Article 19 of the League of Nations Covenant secured by Lloyd George after his subordinates remonstrated against the draconian provisions of the Treaty of Versailles allowed revision of treaties with the consent of the League of Nations Council, which in its early days arbitrated a number of disputes including one between Greece and Bulgaria. It would not be a great stretch to allow the U.N. Security Council to do the same thing.
The fundamental insight here, when our justified indignation at Putin’s brutality has subsided, is that a Pax Americana is no longer sustainable. “We cannot be the policemen of the world,” Andrew Bonar Law said in saving Britain and Turkey from a disastrous war in 1920. We no longer live in the world of the ’50s, in which all the other great powers had bombed each other into smithereens. The Permanent Members, the institution we designed to preserve world order, must be respected in that role and the recognition of reasonable spheres of influence is part of that. The Ukraine, under duress, now seems willing to renounce its quest for NATO membership. In the Minsk agreement it conceded substantial autonomy to a defined part of Donetsk and Luhansk.
To this observer, it seems unlikely that Russia will attempt to conquer and permanently subordinate the Ukraine. The costs to it are far higher than it anticipated; after a decent or indecent interval, Putin’s adventurism will be rewarded by Khrushchev’s fate. The Russians have probably not forgotten that it required several years and several thousand lives to subdue a Western-aided insurgency in the Ukraine in the wake of World War II. The Russian regime, deplorable as we may find it, is not a personal dictatorship like that of Saddam or Qadaffi; it has probably been a mistake on our part to pretend otherwise.
Putin’s demise is unlikely to be the product of a popular uprising. There is gratitude for his producing order out of chaos; it will take time for new conditions to produce chaos out of order. The instruments of repression available in the age of computers and face-recognition devices and dependence on internet networks strengthen governments. It is more likely that he will fall victim to a palace coup. In modern revolutions, Hannah Arendt observed, power is not seized, it is left lying in the street. Russia’s military and economic administrators will have lost confidence in a policy of adventurism focused on the game of nations and on blustering in place of statesmanship.

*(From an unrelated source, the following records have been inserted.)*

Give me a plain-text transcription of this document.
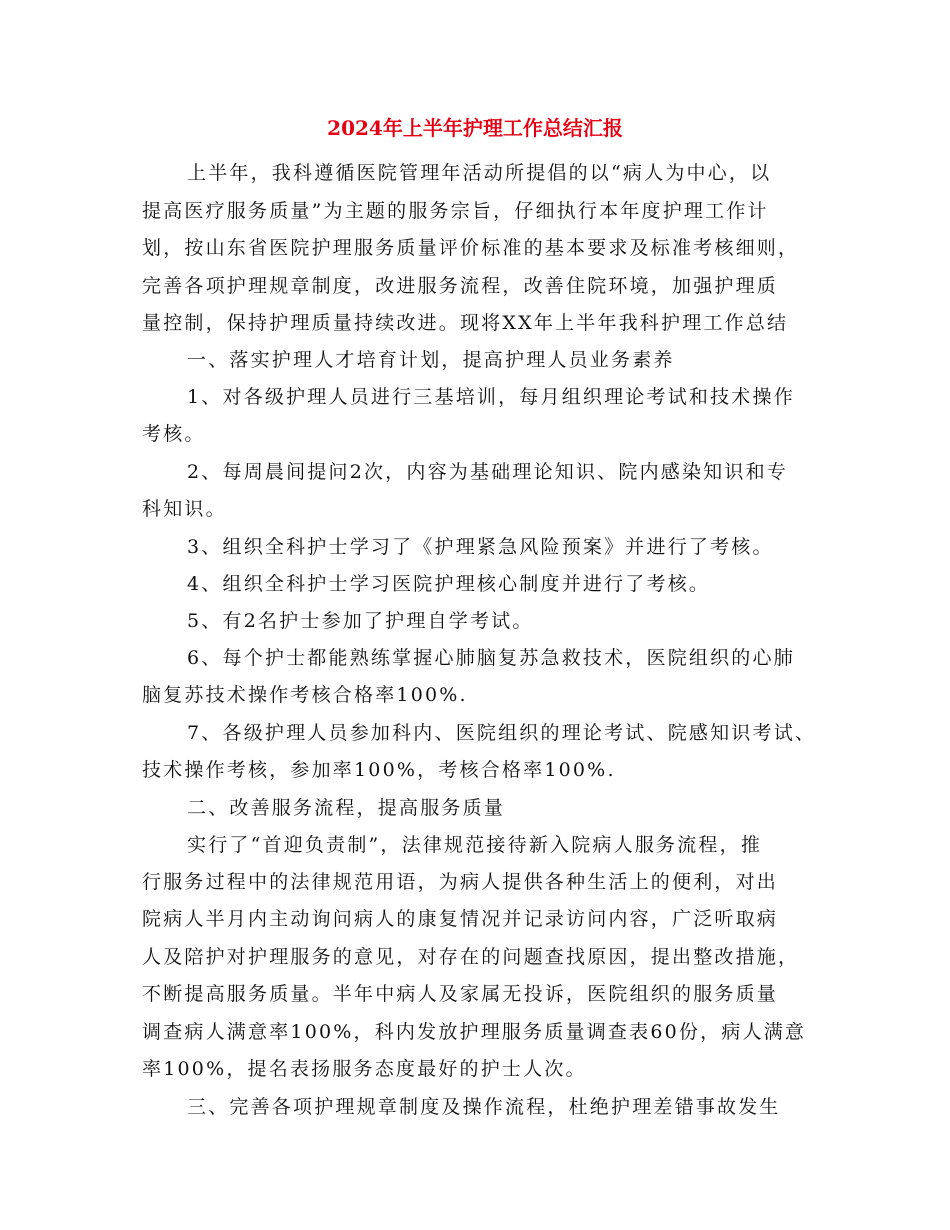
2024年上半年护理工作总结汇报
上半年，我科遵循医院管理年活动所提倡的以“病人为中心，以
提高医疗服务质量”为主题的服务宗旨，仔细执行本年度护理工作计
划，按山东省医院护理服务质量评价标准的基本要求及标准考核细则，
完善各项护理规章制度，改进服务流程，改善住院环境，加强护理质
量控制，保持护理质量持续改进。现将XX年上半年我科护理工作总结
一、落实护理人才培育计划，提高护理人员业务素养
1、对各级护理人员进行三基培训，每月组织理论考试和技术操作
考核。
2、每周晨间提问2次，内容为基础理论知识、院内感染知识和专
科知识。
3、组织全科护士学习了《护理紧急风险预案》并进行了考核。
4、组织全科护士学习医院护理核心制度并进行了考核。
5、有2名护士参加了护理自学考试。
6、每个护士都能熟练掌握心肺脑复苏急救技术，医院组织的心肺
脑复苏技术操作考核合格率100%.
7、各级护理人员参加科内、医院组织的理论考试、院感知识考试、
技术操作考核，参加率100%，考核合格率100%.
二、改善服务流程，提高服务质量
实行了“首迎负责制”，法律规范接待新入院病人服务流程，推
行服务过程中的法律规范用语，为病人提供各种生活上的便利，对出
院病人半月内主动询问病人的康复情况并记录访问内容，广泛听取病
人及陪护对护理服务的意见，对存在的问题查找原因，提出整改措施，
不断提高服务质量。半年中病人及家属无投诉，医院组织的服务质量
调查病人满意率100%，科内发放护理服务质量调查表60份，病人满意
率100%，提名表扬服务态度最好的护士人次。
三、完善各项护理规章制度及操作流程，杜绝护理差错事故发生
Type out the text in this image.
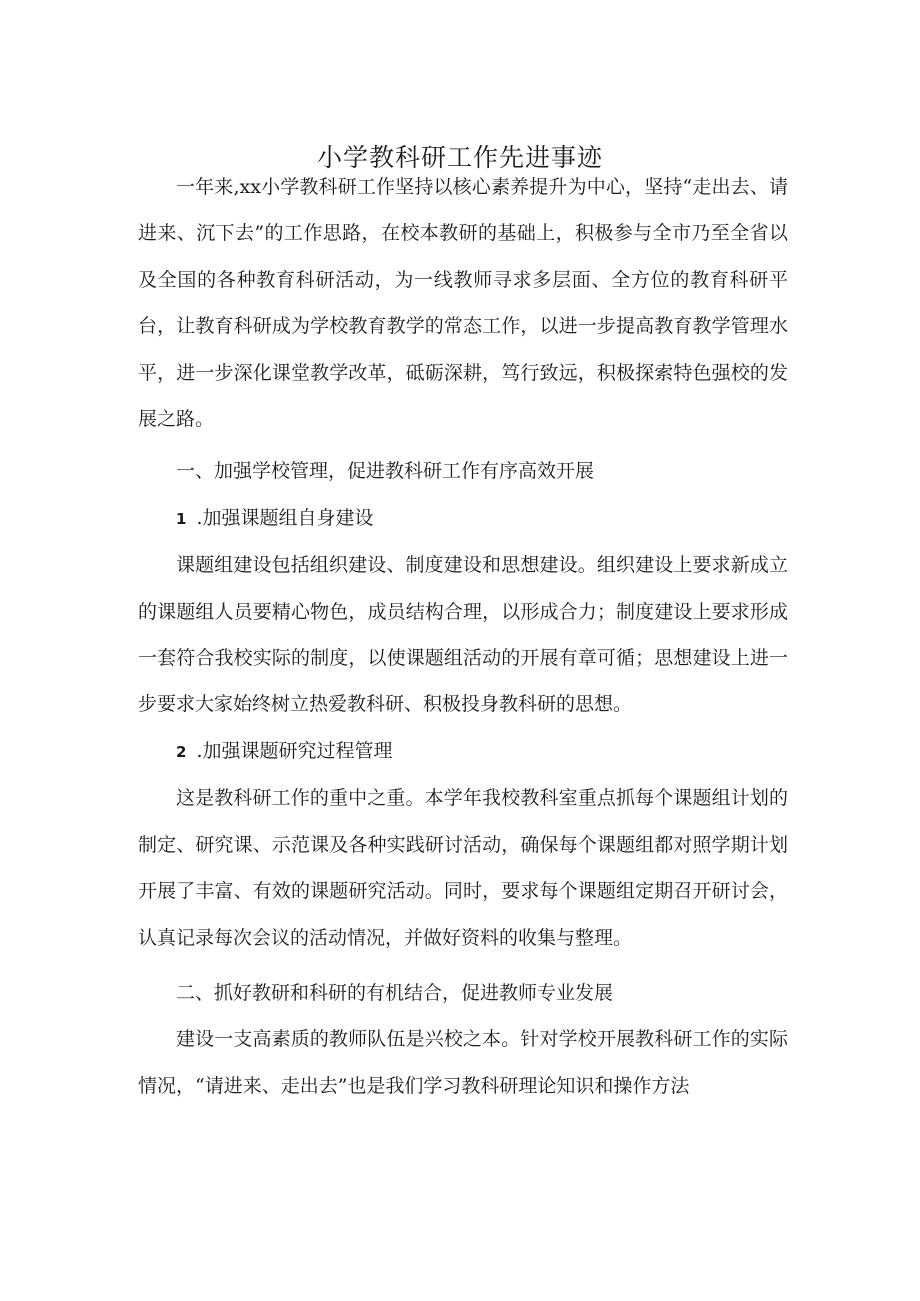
小学教科研工作先进事迹

一年来,xx小学教科研工作坚持以核心素养提升为中心，坚持“走出去、请进来、沉下去”的工作思路，在校本教研的基础上，积极参与全市乃至全省以及全国的各种教育科研活动，为一线教师寻求多层面、全方位的教育科研平台，让教育科研成为学校教育教学的常态工作，以进一步提高教育教学管理水平，进一步深化课堂教学改革，砥砺深耕，笃行致远，积极探索特色强校的发展之路。

一、加强学校管理，促进教科研工作有序高效开展

1 .加强课题组自身建设

课题组建设包括组织建设、制度建设和思想建设。组织建设上要求新成立的课题组人员要精心物色，成员结构合理，以形成合力；制度建设上要求形成一套符合我校实际的制度，以使课题组活动的开展有章可循；思想建设上进一步要求大家始终树立热爱教科研、积极投身教科研的思想。

2 .加强课题研究过程管理

这是教科研工作的重中之重。本学年我校教科室重点抓每个课题组计划的制定、研究课、示范课及各种实践研讨活动，确保每个课题组都对照学期计划开展了丰富、有效的课题研究活动。同时，要求每个课题组定期召开研讨会，认真记录每次会议的活动情况，并做好资料的收集与整理。

二、抓好教研和科研的有机结合，促进教师专业发展

建设一支高素质的教师队伍是兴校之本。针对学校开展教科研工作的实际情况，“请进来、走出去”也是我们学习教科研理论知识和操作方法
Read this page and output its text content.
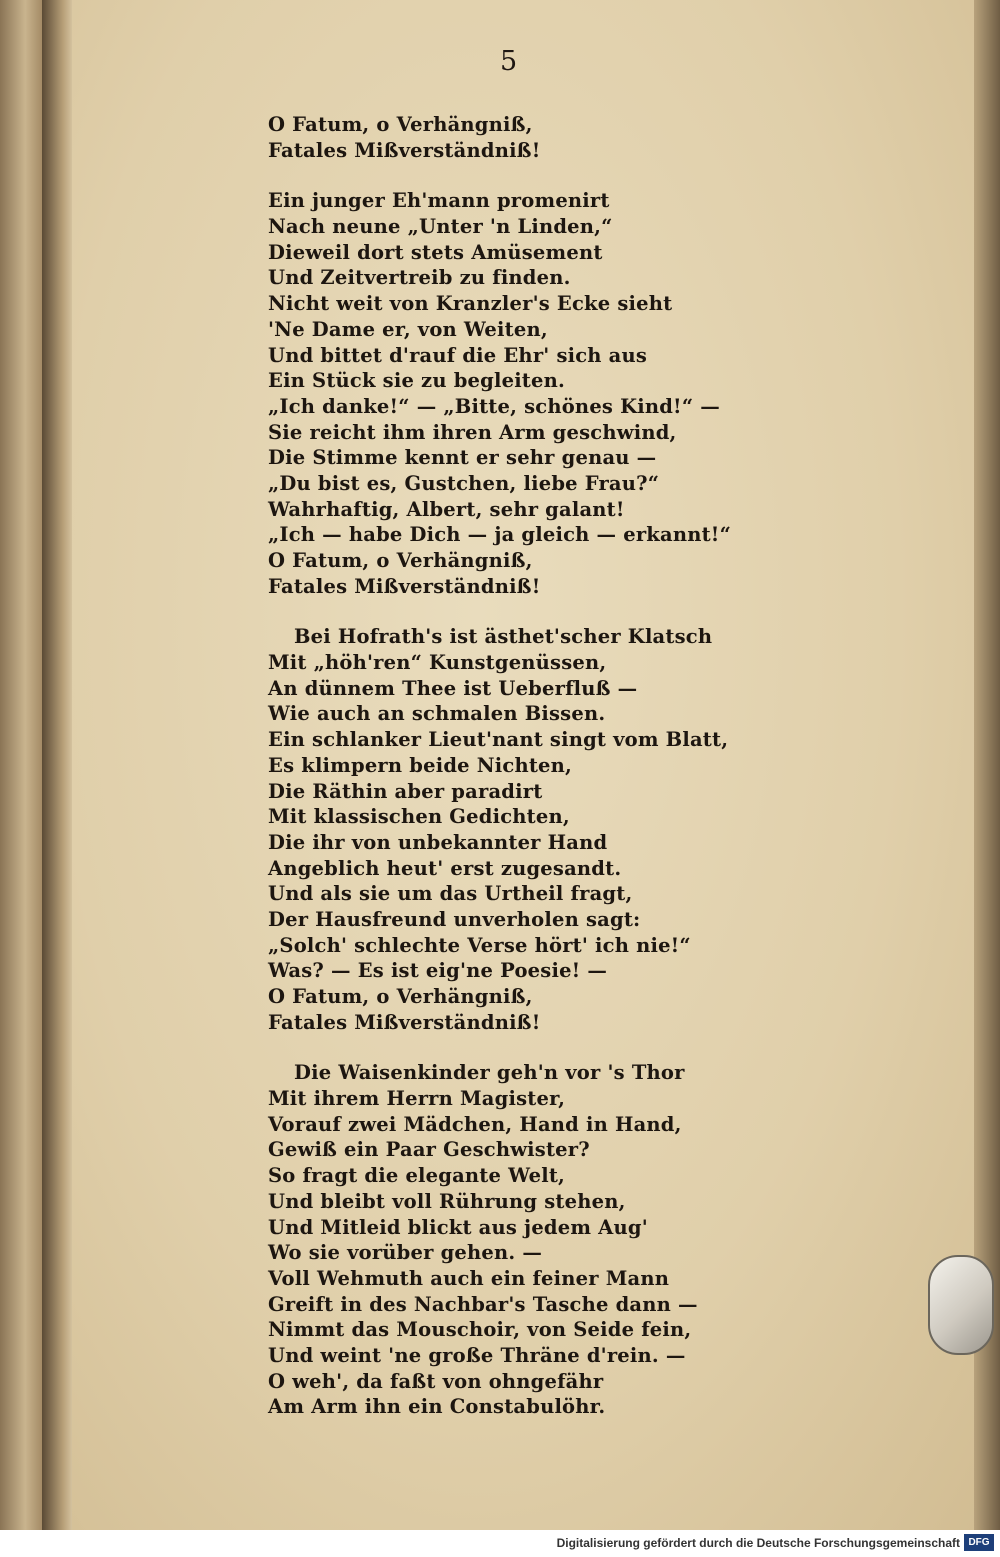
5
O Fatum, o Verhängniß,
Fatales Mißverständniß!
Ein junger Eh'mann promenirt
Nach neune „Unter 'n Linden,“
Dieweil dort stets Amüsement
Und Zeitvertreib zu finden.
Nicht weit von Kranzler's Ecke sieht
'Ne Dame er, von Weiten,
Und bittet d'rauf die Ehr' sich aus
Ein Stück sie zu begleiten.
„Ich danke!“ — „Bitte, schönes Kind!“ —
Sie reicht ihm ihren Arm geschwind,
Die Stimme kennt er sehr genau —
„Du bist es, Gustchen, liebe Frau?“
Wahrhaftig, Albert, sehr galant!
„Ich — habe Dich — ja gleich — erkannt!“
O Fatum, o Verhängniß,
Fatales Mißverständniß!
Bei Hofrath's ist ästhet'scher Klatsch
Mit „höh'ren“ Kunstgenüssen,
An dünnem Thee ist Ueberfluß —
Wie auch an schmalen Bissen.
Ein schlanker Lieut'nant singt vom Blatt,
Es klimpern beide Nichten,
Die Räthin aber paradirt
Mit klassischen Gedichten,
Die ihr von unbekannter Hand
Angeblich heut' erst zugesandt.
Und als sie um das Urtheil fragt,
Der Hausfreund unverholen sagt:
„Solch' schlechte Verse hört' ich nie!“
Was? — Es ist eig'ne Poesie! —
O Fatum, o Verhängniß,
Fatales Mißverständniß!
Die Waisenkinder geh'n vor 's Thor
Mit ihrem Herrn Magister,
Vorauf zwei Mädchen, Hand in Hand,
Gewiß ein Paar Geschwister?
So fragt die elegante Welt,
Und bleibt voll Rührung stehen,
Und Mitleid blickt aus jedem Aug'
Wo sie vorüber gehen. —
Voll Wehmuth auch ein feiner Mann
Greift in des Nachbar's Tasche dann —
Nimmt das Mouschoir, von Seide fein,
Und weint 'ne große Thräne d'rein. —
O weh', da faßt von ohngefähr
Am Arm ihn ein Constabulöhr.
Digitalisierung gefördert durch die Deutsche Forschungsgemeinschaft DFG
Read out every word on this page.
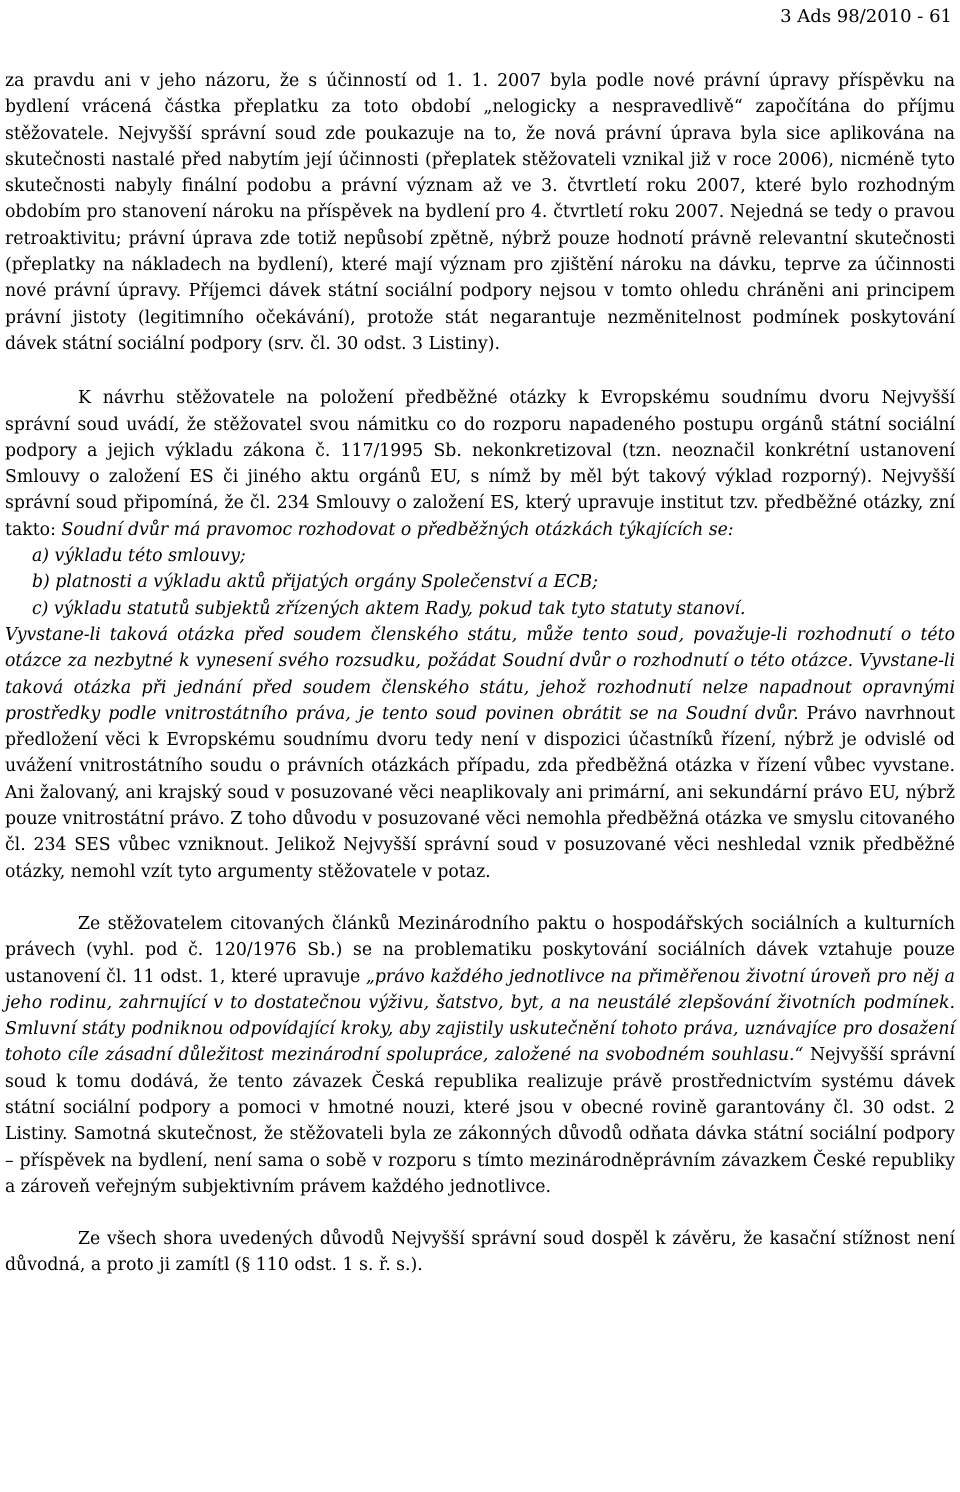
3 Ads 98/2010 - 61

za pravdu ani v jeho názoru, že s účinností od 1. 1. 2007 byla podle nové právní úpravy příspěvku na bydlení vrácená částka přeplatku za toto období „nelogicky a nespravedlivě“ započítána do příjmu stěžovatele. Nejvyšší správní soud zde poukazuje na to, že nová právní úprava byla sice aplikována na skutečnosti nastalé před nabytím její účinnosti (přeplatek stěžovateli vznikal již v roce 2006), nicméně tyto skutečnosti nabyly finální podobu a právní význam až ve 3. čtvrtletí roku 2007, které bylo rozhodným obdobím pro stanovení nároku na příspěvek na bydlení pro 4. čtvrtletí roku 2007. Nejedná se tedy o pravou retroaktivitu; právní úprava zde totiž nepůsobí zpětně, nýbrž pouze hodnotí právně relevantní skutečnosti (přeplatky na nákladech na bydlení), které mají význam pro zjištění nároku na dávku, teprve za účinnosti nové právní úpravy. Příjemci dávek státní sociální podpory nejsou v tomto ohledu chráněni ani principem právní jistoty (legitimního očekávání), protože stát negarantuje nezměnitelnost podmínek poskytování dávek státní sociální podpory (srv. čl. 30 odst. 3 Listiny).

K návrhu stěžovatele na položení předběžné otázky k Evropskému soudnímu dvoru Nejvyšší správní soud uvádí, že stěžovatel svou námitku co do rozporu napadeného postupu orgánů státní sociální podpory a jejich výkladu zákona č. 117/1995 Sb. nekonkretizoval (tzn. neoznačil konkrétní ustanovení Smlouvy o založení ES či jiného aktu orgánů EU, s nímž by měl být takový výklad rozporný). Nejvyšší správní soud připomíná, že čl. 234 Smlouvy o založení ES, který upravuje institut tzv. předběžné otázky, zní takto: Soudní dvůr má pravomoc rozhodovat o předběžných otázkách týkajících se:

a) výkladu této smlouvy;

b) platnosti a výkladu aktů přijatých orgány Společenství a ECB;

c) výkladu statutů subjektů zřízených aktem Rady, pokud tak tyto statuty stanoví.

Vyvstane-li taková otázka před soudem členského státu, může tento soud, považuje-li rozhodnutí o této otázce za nezbytné k vynesení svého rozsudku, požádat Soudní dvůr o rozhodnutí o této otázce. Vyvstane-li taková otázka při jednání před soudem členského státu, jehož rozhodnutí nelze napadnout opravnými prostředky podle vnitrostátního práva, je tento soud povinen obrátit se na Soudní dvůr. Právo navrhnout předložení věci k Evropskému soudnímu dvoru tedy není v dispozici účastníků řízení, nýbrž je odvislé od uvážení vnitrostátního soudu o právních otázkách případu, zda předběžná otázka v řízení vůbec vyvstane. Ani žalovaný, ani krajský soud v posuzované věci neaplikovaly ani primární, ani sekundární právo EU, nýbrž pouze vnitrostátní právo. Z toho důvodu v posuzované věci nemohla předběžná otázka ve smyslu citovaného čl. 234 SES vůbec vzniknout. Jelikož Nejvyšší správní soud v posuzované věci neshledal vznik předběžné otázky, nemohl vzít tyto argumenty stěžovatele v potaz.

Ze stěžovatelem citovaných článků Mezinárodního paktu o hospodářských sociálních a kulturních právech (vyhl. pod č. 120/1976 Sb.) se na problematiku poskytování sociálních dávek vztahuje pouze ustanovení čl. 11 odst. 1, které upravuje „právo každého jednotlivce na přiměřenou životní úroveň pro něj a jeho rodinu, zahrnující v to dostatečnou výživu, šatstvo, byt, a na neustálé zlepšování životních podmínek. Smluvní státy podniknou odpovídající kroky, aby zajistily uskutečnění tohoto práva, uznávajíce pro dosažení tohoto cíle zásadní důležitost mezinárodní spolupráce, založené na svobodném souhlasu.“ Nejvyšší správní soud k tomu dodává, že tento závazek Česká republika realizuje právě prostřednictvím systému dávek státní sociální podpory a pomoci v hmotné nouzi, které jsou v obecné rovině garantovány čl. 30 odst. 2 Listiny. Samotná skutečnost, že stěžovateli byla ze zákonných důvodů odňata dávka státní sociální podpory – příspěvek na bydlení, není sama o sobě v rozporu s tímto mezinárodněprávním závazkem České republiky a zároveň veřejným subjektivním právem každého jednotlivce.

Ze všech shora uvedených důvodů Nejvyšší správní soud dospěl k závěru, že kasační stížnost není důvodná, a proto ji zamítl (§ 110 odst. 1 s. ř. s.).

It will remain for us to defenestrate Blinken and Sullivan. It is worth remembering that their counterparts, Rusk and Bundy, derided Adlai Stevenson for his early advice to trade Russian missiles in Cuba for American missiles in Turkey. That was precisely the deal to which the blusterers ultimately agreed, after coming within a hair’s breadth of precipitating a nuclear exchange, though concealing the fact for several years in deference to the political ambitions of Robert Kennedy. Rusk and Bundy survived in their offices, to the nation’s subsequent regret in Vietnam. Blinken and Sullivan should not be allowed to do likewise.
George Liebmann is the president of the Library Company of the Baltimore Bar, is the author of works on diplomatic history, including Diplomacy Between the Wars: Five Diplomats and the Shaping of the Modern World and The Last American Diplomat: John D. Negroponte and His Times, 1960-2010, both published by Bloomsbury.